Delaware state legislature easily passed a measure to establish the Interagency Pharmaceuticals Purchasing Study Group, according to the National Academy for State Health Policy. The group is tasked with an ambitious agenda, expected to submit recommendations to leverage bulk purchasing of pharmaceuticals to meaningfully lower drug prices by the end of 2019. The strategies to leverage the state’s combined purchasing power will hopefully help bring down the cost of health care in the state, where health care spending traditionally grows faster than the state’s economic growth and currently exceeds the national average.
An analysis of New York's 2014 surprise medical bill law found that insurer, provider, and consumer stakeholders generally agree that the implementation of the law went smoothly, and that consumer complaints declines dramatically, according to a report from the Georgetown University Health Policy Institute, Center on Health Insurance Reforms. However, there continue to be significant gaps within the law concerning surprise balance bills due to patient misinformation about a provider's network status and use of out-of-network facilities during emergencies. The law protects consumers from charges for out-of-network services not paid by an insurance plan in cases of emergency or circumstances in which the patient did not have a reasonable choice between an in-network and out-of-network provider.
A study by AARP North Carolina found that more than 80 percent of family caregivers in North Carolina support expanded roles for advanced-practice registered nurses (APRNs). The survey, in response to the SAVE Act currently under consideration in the North Carolina legislature, also found that 90 percent of NC residents rated care they received from APRNs as “excellent” or “good.” The bill would allow APRNs to offer primary care services without physician oversight. Expanding the role of APRNs would help address doctor shortages in the state as well as increase access to care in the state’s rural communities, according to Public News Service.

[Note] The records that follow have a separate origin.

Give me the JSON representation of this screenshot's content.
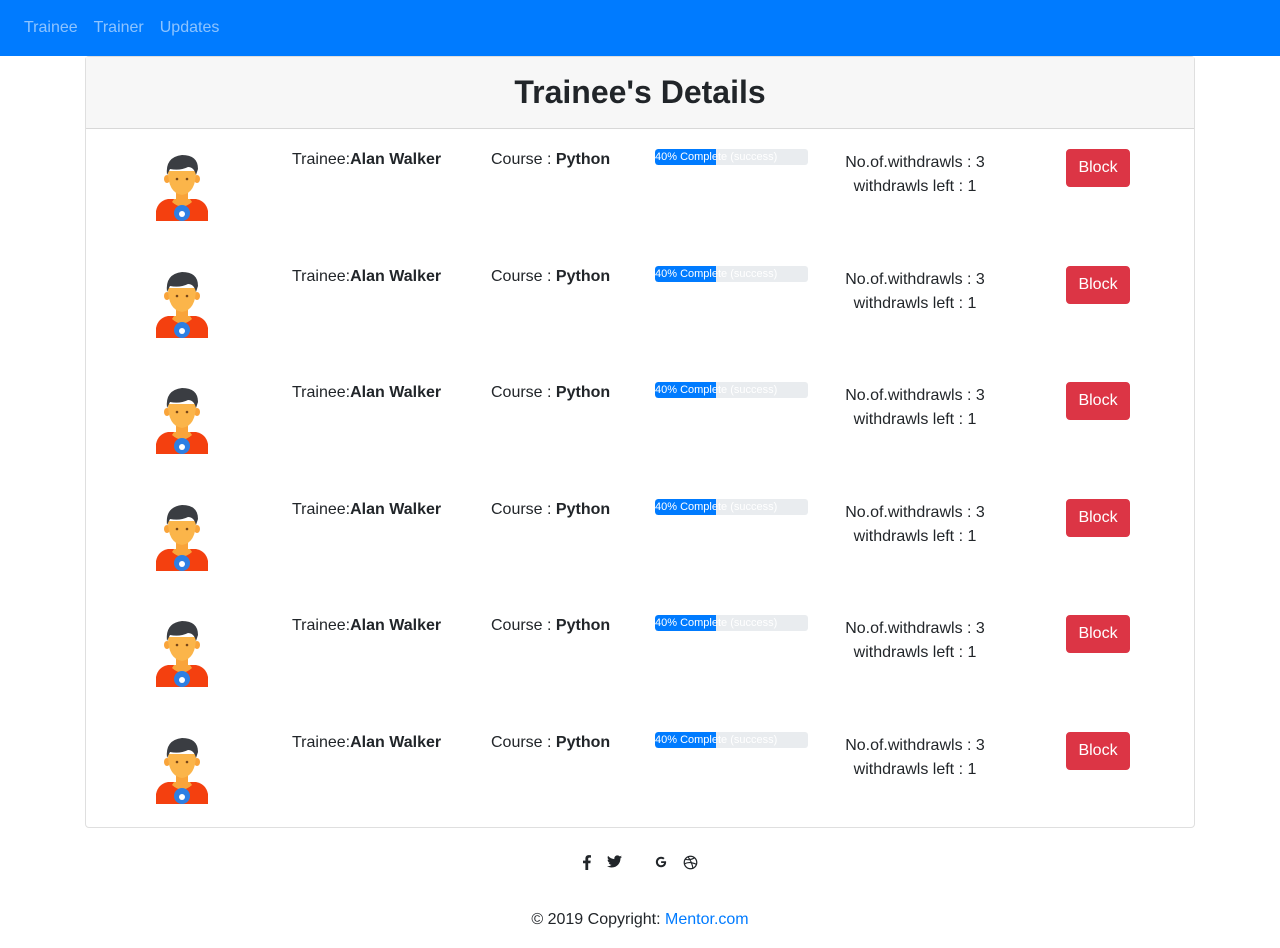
{
  "navbar": {
    "links": [
      "Trainee",
      "Trainer",
      "Updates"
    ],
    "background": "#007bff"
  },
  "card": {
    "title": "Trainee's Details"
  },
  "trainees": [
    {
      "trainee_prefix": "Trainee:",
      "name": "Alan Walker",
      "course_prefix": "Course : ",
      "course": "Python",
      "progress": 40,
      "progress_label": "40% Complete (success)",
      "withdrawls": "No.of.withdrawls : 3",
      "withdrawls_left": "withdrawls left : 1",
      "button": "Block",
      "avatar_icon": "user-avatar-icon"
    },
    {
      "trainee_prefix": "Trainee:",
      "name": "Alan Walker",
      "course_prefix": "Course : ",
      "course": "Python",
      "progress": 40,
      "progress_label": "40% Complete (success)",
      "withdrawls": "No.of.withdrawls : 3",
      "withdrawls_left": "withdrawls left : 1",
      "button": "Block",
      "avatar_icon": "user-avatar-icon"
    },
    {
      "trainee_prefix": "Trainee:",
      "name": "Alan Walker",
      "course_prefix": "Course : ",
      "course": "Python",
      "progress": 40,
      "progress_label": "40% Complete (success)",
      "withdrawls": "No.of.withdrawls : 3",
      "withdrawls_left": "withdrawls left : 1",
      "button": "Block",
      "avatar_icon": "user-avatar-icon"
    },
    {
      "trainee_prefix": "Trainee:",
      "name": "Alan Walker",
      "course_prefix": "Course : ",
      "course": "Python",
      "progress": 40,
      "progress_label": "40% Complete (success)",
      "withdrawls": "No.of.withdrawls : 3",
      "withdrawls_left": "withdrawls left : 1",
      "button": "Block",
      "avatar_icon": "user-avatar-icon"
    },
    {
      "trainee_prefix": "Trainee:",
      "name": "Alan Walker",
      "course_prefix": "Course : ",
      "course": "Python",
      "progress": 40,
      "progress_label": "40% Complete (success)",
      "withdrawls": "No.of.withdrawls : 3",
      "withdrawls_left": "withdrawls left : 1",
      "button": "Block",
      "avatar_icon": "user-avatar-icon"
    },
    {
      "trainee_prefix": "Trainee:",
      "name": "Alan Walker",
      "course_prefix": "Course : ",
      "course": "Python",
      "progress": 40,
      "progress_label": "40% Complete (success)",
      "withdrawls": "No.of.withdrawls : 3",
      "withdrawls_left": "withdrawls left : 1",
      "button": "Block",
      "avatar_icon": "user-avatar-icon"
    }
  ],
  "footer": {
    "social_icons": [
      "facebook-icon",
      "twitter-icon",
      "google-icon",
      "dribbble-icon"
    ],
    "copyright_prefix": "© 2019 Copyright:",
    "copyright_link": "Mentor.com"
  },
  "colors": {
    "primary": "#007bff",
    "danger": "#dc3545",
    "progress_track": "#e9ecef"
  }
}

Consumers in Illinois have been bogged down with steep price increases when buying health insurance on the Affordable Care Act (ACA) marketplace. According to the Chicago Tribune, new proposed legislation would give the Illinois Department of Insurance the power to say “no” to certain sky-high price increases proposed by insurance companies for plans sold to individuals and small businesses. The bill wouldn’t apply to plans offered by large employers. Opponents of the bill say it does nothing to address the rising prices of healthcare that can lead to higher insurance prices, and it could limit the types of plans insurers are able to offer.